You may be questioning why something so obvious needs to exist at all when it should already exist. The reality is lots of people roll their own custom formats specifically like this but never make them publicly available for others to use because they're considered too trivial. This constant proliferation is ridiculous, lets at least have a format for others to use too guys.
Vertex formats
The following formats exist:
- P
- PN
- PNC
- PNCT
- PNCTB
Symbolically the format refers to these formats with the following enum:
enum {
SMBF_FORMAT_P,
SMBF_FORMAT_PN,
SMBF_FORMAT_PNC,
SMBF_FORMAT_PNCT,
SMBF_FORMAT_PNCTB
};
Legend
- The P is short for position
- The N is short for normal
- The C is short for coordinate (as in texture coordinate.)
- The T is short for tangent
- The B is short for bitangent
Storage of data
- P is 3-component float vector.
- N is 3-component float vector.
- C is 2-component float vector.
- T is 3-component float vector.
- B is 1-component float storing sign of
W
The reason we only store sign for bitangents is because the cost of bandwidth far exceeds the cost of a single cross produt. So just reconstruct it like so.
normal0 = (gWorld * vec4(normal, 0.0f)).xyz;
tangent0 = (gWorld * vec4(tangent, 0.0f)).xyz;
bitangent0 = w * cross(normal0, tangent0);
File format
The file format contains the following header
struct header {
uint8_t magic[4]; // Always "SMBF"
uint8_t format; // The vertex format (one of SMFB_FORMAT_*)
uint16_t version; // File format version
uint32_t count; // How many "vertices"
uint32_t indices; // How many "indices"
};
After the header there is count vertices of type format.
After the vertices there is indices indices of type uint32_t.
Everything is written as Little Endian.
Bounding Boxes
SMBF does not concern itself with storing information that is trivial to calculate at runtime and often is faster than the wasted storage space. Since SMBF is for static models only it's trivial to construct a bounding box; here's an example:
// calculate the amount of floats for the format type
size_t size = 0;
if (type == SMBF_FORMAT_P) size = sizeof(struct smbfP) / sizeof(float);
if (type == SMBF_FORMAT_PN) size = sizeof(struct smbfPN) / sizeof(float);
if (type == SMBF_FORMAT_PNC) size = sizeof(struct smbfPNC) / sizeof(float);
if (type == SMBF_FORMAT_PNCT) size = sizeof(struct smbfPNCT) / sizeof(float);
if (type == SMBF_FORMAT_PNCTB) size = sizeof(struct smbfPNCTB) / sizeof(float);
struct header* h = stream; // header
float *v = (float *)h + 1; // vertex data begins after the header
vec3 min(v[0], v[1], v[2]);
vec3 max(v[0], v[1], v[2]);
for (uint32_t i = 0; i < h->count; i++)
{
for (size_t j = 0; j < 3; j++)
{
if (v[i][j] < min[j]) min[j] = v[i][j];
if (v[i][j] > max[j]) max[j] = v[i][j];
}
// move forward in the vertex stream
v += size;
}
Toolkit
Included is a toolkit for converting OBJ models to SMBF models. To use the
tool just invoke it with the OBJ model as the first argument and it will spit
out a model of the same name with a .smbf extension. You may also enable generation
of tangents with the -t option and bitangents with -b option.

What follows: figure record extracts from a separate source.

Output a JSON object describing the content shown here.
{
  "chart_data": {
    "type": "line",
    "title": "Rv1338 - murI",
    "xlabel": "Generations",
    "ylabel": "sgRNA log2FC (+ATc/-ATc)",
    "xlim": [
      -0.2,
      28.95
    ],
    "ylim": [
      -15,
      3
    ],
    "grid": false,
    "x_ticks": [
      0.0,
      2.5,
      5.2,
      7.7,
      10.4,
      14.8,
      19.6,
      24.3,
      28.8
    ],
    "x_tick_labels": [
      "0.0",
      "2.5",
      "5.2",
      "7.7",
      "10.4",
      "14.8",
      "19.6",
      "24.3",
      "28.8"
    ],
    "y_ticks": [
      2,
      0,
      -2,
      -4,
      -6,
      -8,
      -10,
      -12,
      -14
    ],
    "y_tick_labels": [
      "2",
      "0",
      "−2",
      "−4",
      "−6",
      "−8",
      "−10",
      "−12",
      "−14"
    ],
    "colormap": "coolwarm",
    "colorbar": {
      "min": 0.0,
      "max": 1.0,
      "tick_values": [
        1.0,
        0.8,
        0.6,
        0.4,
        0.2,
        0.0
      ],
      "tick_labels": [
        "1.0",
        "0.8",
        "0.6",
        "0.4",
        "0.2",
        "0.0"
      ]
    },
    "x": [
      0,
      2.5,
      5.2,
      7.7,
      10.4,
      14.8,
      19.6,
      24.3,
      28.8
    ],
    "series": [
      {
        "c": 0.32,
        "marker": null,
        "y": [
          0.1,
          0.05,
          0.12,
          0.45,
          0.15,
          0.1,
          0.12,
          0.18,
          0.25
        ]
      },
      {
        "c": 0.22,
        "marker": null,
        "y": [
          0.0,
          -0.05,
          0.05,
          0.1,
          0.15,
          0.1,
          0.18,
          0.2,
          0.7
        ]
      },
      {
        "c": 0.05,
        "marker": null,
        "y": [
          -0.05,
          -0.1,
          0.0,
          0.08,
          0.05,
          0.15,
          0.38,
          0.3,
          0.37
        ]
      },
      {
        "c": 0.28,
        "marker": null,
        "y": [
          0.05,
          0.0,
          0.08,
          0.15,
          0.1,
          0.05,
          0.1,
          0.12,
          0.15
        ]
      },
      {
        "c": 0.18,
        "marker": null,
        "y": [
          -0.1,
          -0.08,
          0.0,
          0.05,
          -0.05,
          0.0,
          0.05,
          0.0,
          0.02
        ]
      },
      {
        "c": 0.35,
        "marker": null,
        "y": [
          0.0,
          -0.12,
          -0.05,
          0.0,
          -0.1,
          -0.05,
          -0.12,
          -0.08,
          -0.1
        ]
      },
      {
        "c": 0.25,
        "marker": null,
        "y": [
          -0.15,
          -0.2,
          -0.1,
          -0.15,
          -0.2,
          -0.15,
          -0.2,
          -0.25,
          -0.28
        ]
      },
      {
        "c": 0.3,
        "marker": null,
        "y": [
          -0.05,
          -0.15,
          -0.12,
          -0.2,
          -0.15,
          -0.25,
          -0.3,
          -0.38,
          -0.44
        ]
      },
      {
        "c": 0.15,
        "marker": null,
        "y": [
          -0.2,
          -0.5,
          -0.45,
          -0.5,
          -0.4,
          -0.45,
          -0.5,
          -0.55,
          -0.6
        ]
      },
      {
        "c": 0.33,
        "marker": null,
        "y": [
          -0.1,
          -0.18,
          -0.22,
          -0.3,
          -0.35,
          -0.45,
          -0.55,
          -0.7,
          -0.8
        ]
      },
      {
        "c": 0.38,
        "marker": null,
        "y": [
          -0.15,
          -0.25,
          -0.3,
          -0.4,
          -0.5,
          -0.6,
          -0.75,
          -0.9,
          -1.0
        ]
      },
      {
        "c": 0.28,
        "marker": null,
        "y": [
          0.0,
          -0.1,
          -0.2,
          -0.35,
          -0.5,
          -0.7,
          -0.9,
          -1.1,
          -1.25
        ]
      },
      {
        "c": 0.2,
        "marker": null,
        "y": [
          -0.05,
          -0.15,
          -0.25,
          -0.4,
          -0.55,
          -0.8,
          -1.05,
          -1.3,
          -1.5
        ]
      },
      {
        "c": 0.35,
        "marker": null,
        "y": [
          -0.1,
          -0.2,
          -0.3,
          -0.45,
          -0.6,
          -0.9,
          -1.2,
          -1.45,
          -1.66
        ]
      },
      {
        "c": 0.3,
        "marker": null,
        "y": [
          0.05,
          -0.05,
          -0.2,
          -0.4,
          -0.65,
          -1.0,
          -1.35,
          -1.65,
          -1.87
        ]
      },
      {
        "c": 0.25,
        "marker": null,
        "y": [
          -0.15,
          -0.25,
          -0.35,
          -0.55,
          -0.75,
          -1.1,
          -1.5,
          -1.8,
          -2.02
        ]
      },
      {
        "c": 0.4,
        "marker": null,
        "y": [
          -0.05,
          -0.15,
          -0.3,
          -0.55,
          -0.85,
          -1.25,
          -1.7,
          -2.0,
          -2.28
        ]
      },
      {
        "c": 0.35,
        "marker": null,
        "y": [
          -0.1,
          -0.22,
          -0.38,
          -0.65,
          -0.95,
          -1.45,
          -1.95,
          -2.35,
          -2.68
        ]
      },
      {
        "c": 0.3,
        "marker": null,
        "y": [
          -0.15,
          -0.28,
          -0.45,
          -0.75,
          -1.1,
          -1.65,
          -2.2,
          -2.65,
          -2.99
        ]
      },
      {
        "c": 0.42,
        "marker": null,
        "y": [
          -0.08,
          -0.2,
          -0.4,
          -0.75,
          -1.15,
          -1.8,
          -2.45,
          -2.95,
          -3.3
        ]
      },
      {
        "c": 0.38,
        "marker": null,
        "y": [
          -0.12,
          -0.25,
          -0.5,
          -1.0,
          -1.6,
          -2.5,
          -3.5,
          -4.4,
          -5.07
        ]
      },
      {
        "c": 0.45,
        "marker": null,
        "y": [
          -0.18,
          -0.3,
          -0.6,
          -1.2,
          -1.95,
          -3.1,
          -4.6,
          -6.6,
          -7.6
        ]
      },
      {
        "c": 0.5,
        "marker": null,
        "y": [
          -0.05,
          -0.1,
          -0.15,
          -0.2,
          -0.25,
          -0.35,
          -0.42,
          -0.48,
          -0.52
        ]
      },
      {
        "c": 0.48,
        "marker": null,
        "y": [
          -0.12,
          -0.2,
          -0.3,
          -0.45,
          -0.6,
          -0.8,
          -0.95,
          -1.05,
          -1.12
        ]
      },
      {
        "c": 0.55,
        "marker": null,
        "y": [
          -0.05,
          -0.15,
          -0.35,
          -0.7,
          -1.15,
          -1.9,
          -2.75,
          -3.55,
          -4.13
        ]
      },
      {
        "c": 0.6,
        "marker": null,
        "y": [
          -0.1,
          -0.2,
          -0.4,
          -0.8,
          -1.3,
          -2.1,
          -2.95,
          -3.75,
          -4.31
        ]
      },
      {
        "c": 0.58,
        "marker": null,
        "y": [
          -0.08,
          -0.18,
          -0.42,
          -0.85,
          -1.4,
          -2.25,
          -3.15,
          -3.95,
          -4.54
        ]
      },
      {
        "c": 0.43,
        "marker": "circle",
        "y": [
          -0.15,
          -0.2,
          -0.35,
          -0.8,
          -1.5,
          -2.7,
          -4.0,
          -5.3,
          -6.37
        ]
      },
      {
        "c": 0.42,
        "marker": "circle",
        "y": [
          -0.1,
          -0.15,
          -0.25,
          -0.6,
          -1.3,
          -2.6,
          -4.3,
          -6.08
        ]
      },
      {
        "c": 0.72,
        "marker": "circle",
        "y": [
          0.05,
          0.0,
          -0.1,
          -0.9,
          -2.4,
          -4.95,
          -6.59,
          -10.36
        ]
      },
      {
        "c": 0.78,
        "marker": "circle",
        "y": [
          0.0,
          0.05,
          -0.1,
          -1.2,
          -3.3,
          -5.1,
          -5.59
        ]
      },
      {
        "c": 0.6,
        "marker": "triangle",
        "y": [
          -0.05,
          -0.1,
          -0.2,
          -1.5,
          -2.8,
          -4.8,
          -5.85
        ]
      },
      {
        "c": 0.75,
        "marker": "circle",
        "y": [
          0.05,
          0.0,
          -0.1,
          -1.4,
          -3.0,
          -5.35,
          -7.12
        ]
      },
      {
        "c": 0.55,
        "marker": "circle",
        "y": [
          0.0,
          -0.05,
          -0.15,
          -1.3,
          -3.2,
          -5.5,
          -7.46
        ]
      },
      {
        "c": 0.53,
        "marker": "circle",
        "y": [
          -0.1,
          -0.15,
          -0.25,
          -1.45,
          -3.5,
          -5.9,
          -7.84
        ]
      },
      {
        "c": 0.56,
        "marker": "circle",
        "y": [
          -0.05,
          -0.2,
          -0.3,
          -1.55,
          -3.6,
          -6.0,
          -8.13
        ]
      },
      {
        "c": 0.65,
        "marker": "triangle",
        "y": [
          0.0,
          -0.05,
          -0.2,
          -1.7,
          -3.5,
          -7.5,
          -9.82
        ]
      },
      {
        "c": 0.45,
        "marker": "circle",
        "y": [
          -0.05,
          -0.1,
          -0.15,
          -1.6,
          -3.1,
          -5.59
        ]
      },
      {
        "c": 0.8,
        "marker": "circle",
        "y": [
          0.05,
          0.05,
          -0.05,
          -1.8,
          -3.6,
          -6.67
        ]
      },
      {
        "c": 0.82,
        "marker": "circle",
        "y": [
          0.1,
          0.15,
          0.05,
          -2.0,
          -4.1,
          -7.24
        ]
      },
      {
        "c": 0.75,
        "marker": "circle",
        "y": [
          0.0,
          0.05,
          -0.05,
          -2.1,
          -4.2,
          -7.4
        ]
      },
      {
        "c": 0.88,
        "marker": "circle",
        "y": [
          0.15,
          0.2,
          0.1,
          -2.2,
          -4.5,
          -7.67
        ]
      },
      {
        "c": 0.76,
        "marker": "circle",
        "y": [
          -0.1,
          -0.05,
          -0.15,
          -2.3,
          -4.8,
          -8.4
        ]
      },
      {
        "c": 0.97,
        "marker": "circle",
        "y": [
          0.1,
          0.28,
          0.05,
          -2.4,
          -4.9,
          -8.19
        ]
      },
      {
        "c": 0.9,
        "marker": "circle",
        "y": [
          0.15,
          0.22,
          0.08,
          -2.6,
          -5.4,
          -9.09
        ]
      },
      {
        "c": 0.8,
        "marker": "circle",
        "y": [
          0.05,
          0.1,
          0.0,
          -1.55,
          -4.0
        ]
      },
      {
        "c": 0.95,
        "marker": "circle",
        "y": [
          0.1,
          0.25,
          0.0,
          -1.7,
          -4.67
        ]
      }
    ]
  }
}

All models processed with the toolkit will have their indices optimized using linear-speed-vertex-cache optimization to reduce potential cache misses when used for rendering.
Toolkit does not produce valid files on Big Endian machines yet.
License
The specification and the contents of smbf.h are placed in the public domain.
The toolkit code in smbf.cpp is released under the MIT license.